We know that the King supports Ukraine. He has spoken on many occasions of the “indescribable aggression” that has faced the Ukrainians since the “unprovoked attack on their land”. He has shown solidarity and support for the president of a country invaded by a tyrannical nation. He is on the side of right in defending democracy.
But now he openly defies the injustice shown to Zelensky three days ago by President Trump. Such interventions are rare because there is a delicate balance between what is diplomacy and what is politics when the royal family is involved. The monarch must be above politics. It is the only way he can represent the whole of the United Kingdom, regardless of political affiliation.
The most memorable such intervention by Queen Elizabeth II occurred just before the vote for Scottish independence in 2014. Asked outside Crathie Church for her views, she said most subtly that people should think carefully about the future. Translate that to a man standing on the edge of a cliff, and the Queen saying, “Think carefully about what you might do,” and she would not be advising the man to jump.
It is a brave act by the King. Whether it was his idea or the government’s, it would not have happened without the sanction of the prime minister. It was courageous and will be remembered as a high point in his reign. There are of course dangers. It could backfire. Trump may feel put out, and it is hard to fathom which way he might turn.
Meanwhile, the invitation for a state visit by Trump still stands despite protests from some politicians. By inviting Trump on what has been hailed as an unprecedented second state visit, Keir Starmer was clearly playing on what he detected as the president’s achilles heel – his love of royalty and pomp and ceremony put on for his benefit.
He greatly enjoyed his two visits to the Queen during his last presidency. At Windsor in 2018, she enjoyed talking to him and detained him beyond the timed schedule as they took tea together. On his 2019 state visit to Buckingham Palace, he was fulsome in praise of her.
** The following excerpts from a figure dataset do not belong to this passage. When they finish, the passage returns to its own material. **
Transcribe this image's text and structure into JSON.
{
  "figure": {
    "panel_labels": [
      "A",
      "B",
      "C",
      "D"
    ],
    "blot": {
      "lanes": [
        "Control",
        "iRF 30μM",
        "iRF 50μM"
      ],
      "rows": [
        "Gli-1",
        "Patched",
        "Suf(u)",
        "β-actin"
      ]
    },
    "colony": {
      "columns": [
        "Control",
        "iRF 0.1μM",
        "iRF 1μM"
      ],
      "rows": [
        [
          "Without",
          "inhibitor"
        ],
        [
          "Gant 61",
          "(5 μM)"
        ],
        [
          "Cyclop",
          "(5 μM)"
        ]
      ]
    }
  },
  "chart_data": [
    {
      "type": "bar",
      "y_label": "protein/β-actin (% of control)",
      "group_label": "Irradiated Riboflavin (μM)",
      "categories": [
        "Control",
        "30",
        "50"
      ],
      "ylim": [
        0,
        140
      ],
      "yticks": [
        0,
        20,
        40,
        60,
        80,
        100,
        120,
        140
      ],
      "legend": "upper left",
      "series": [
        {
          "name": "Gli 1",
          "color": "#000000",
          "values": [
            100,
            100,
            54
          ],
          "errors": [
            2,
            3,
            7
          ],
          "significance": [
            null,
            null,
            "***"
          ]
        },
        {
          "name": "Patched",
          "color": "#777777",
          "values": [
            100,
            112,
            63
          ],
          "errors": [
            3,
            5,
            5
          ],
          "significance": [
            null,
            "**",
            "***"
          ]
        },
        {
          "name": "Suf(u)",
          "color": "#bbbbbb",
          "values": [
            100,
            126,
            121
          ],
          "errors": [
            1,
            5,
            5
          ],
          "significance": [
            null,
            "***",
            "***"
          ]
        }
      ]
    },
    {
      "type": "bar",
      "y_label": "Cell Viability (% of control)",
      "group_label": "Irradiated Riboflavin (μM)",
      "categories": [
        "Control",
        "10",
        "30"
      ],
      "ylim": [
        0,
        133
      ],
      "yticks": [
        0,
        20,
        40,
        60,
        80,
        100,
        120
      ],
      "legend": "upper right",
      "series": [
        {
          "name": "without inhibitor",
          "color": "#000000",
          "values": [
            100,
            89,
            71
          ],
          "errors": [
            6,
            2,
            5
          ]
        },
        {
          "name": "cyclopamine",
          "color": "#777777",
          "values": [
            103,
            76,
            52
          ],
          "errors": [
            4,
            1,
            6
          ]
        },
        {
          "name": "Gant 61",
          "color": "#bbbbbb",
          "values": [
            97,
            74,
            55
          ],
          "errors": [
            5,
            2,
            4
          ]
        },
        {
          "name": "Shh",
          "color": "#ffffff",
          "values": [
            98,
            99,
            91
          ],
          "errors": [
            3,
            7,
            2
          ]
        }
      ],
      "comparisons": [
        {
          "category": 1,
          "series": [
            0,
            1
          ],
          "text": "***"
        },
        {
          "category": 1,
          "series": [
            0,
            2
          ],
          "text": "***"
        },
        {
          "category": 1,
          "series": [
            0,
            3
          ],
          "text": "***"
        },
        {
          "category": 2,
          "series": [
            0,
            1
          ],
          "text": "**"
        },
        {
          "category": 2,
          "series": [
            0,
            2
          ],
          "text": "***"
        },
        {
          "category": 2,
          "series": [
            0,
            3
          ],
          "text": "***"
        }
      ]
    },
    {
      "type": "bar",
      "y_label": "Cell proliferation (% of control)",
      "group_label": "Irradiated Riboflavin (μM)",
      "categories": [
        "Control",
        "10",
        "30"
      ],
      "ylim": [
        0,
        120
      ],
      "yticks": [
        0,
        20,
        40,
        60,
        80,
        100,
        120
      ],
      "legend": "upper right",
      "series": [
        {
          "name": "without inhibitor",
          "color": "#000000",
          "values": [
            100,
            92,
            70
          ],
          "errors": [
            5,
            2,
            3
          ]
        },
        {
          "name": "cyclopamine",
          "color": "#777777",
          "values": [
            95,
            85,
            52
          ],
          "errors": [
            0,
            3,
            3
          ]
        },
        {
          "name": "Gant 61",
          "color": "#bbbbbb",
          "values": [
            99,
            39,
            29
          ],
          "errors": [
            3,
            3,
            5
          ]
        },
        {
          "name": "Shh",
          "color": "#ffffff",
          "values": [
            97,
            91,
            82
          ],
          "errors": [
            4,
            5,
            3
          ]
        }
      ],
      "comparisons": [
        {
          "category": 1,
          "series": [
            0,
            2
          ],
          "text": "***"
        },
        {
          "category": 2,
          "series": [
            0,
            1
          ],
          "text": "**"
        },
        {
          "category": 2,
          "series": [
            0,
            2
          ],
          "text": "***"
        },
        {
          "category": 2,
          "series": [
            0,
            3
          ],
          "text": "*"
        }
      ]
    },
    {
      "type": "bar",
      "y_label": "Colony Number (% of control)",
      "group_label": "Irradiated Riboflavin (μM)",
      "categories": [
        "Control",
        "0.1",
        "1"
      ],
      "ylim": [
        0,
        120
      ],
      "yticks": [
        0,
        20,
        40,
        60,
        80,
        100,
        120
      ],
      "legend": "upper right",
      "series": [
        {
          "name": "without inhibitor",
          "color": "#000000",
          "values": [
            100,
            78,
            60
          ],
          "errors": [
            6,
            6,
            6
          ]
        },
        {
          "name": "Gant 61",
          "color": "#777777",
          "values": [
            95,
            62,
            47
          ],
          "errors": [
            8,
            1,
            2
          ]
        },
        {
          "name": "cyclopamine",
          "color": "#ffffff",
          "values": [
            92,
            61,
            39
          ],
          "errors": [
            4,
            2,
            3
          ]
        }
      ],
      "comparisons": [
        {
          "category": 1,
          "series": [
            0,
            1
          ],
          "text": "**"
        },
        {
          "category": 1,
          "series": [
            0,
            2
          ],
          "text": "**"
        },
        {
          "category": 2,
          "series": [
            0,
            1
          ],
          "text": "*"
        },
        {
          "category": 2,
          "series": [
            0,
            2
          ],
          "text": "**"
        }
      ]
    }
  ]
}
He has since declared that she thought of him as her favourite US president, though it is more than possible that the Queen sent every US president home thinking just that.
Welcoming a president to Britain and pulling out all the stops to entertain him – carriage processions and state banquets – can have great effect. The visits to Britain are primarily diplomatic as are the state visits to other countries. They open the way for political discussions and subsequent business opportunities and trade deals. When the Queen made those visits, she was primarily a conciliator. With many countries such as Germany and, much later, Ireland, her line was always: “We cannot change the past. We can build bridges to the future.”
The involvement of a member of the royal family can have incalculable benefits. In 1955, Sir Archibald Nye, high commissioner in Canada, reported to the Foreign Office on the Queen Mother’s visit and the importance of maintaining Commonwealth ties with Canada. He said: “It is a striking fact – and a sobering one for politicians and diplomats – that a few days’ visit by this gracious lady has probably done more for this great objective than all our own efforts for the past year.”
I was in Russia for the 1994 state visit and witnessed President Yeltsin formally welcoming the Queen at the Kremlin, and the departure of Britannia from St Petersburg a few days later. Just before she sailed away, President Yeltsin arranged a special march past on the quayside, and he kissed the Queen’s hand. He felt he had made a new friend whom in fact he would never see again.
Sometimes, the palace felt that the Queen was being misused. After a disagreeable state visit by President Mobutu of Zaire (now the DRC) in 1973, her private secretary, Sir Martin Charteris, wrote to the Foreign Office asking what the positive dividends of this visit had been. The Foreign Office’s reply was that “however awkward President Mobutu showed himself to be as a guest [and clearly he and his party lived up to the Zairians’ reputation for boorishness], there would certainly have been a very substantial negative reaction had the invitation not been extended. Mobutu personally appears to have enjoyed his visit and to have appreciated the attention paid to him, particularly by HM The Queen.”
But this visit by Zelensky to the King in his Norfolk home is unprecedented. It is not a routine formal audience at Buckingham Palace – it is a private visit to Sandringham. The timing is crucial. It comes at a volatile moment in the negotiations regarding Ukraine. Starmer is having telephone conversations with Trump and promising further aid to Ukraine. There is a summit of European leaders convened in London to discuss the war.
No doubt the King hopes that his show of solidarity will be a step towards what most leaders claim they want – an end to the war in Ukraine. Let us hope that it helps to bring rationality and calm to an explosive situation.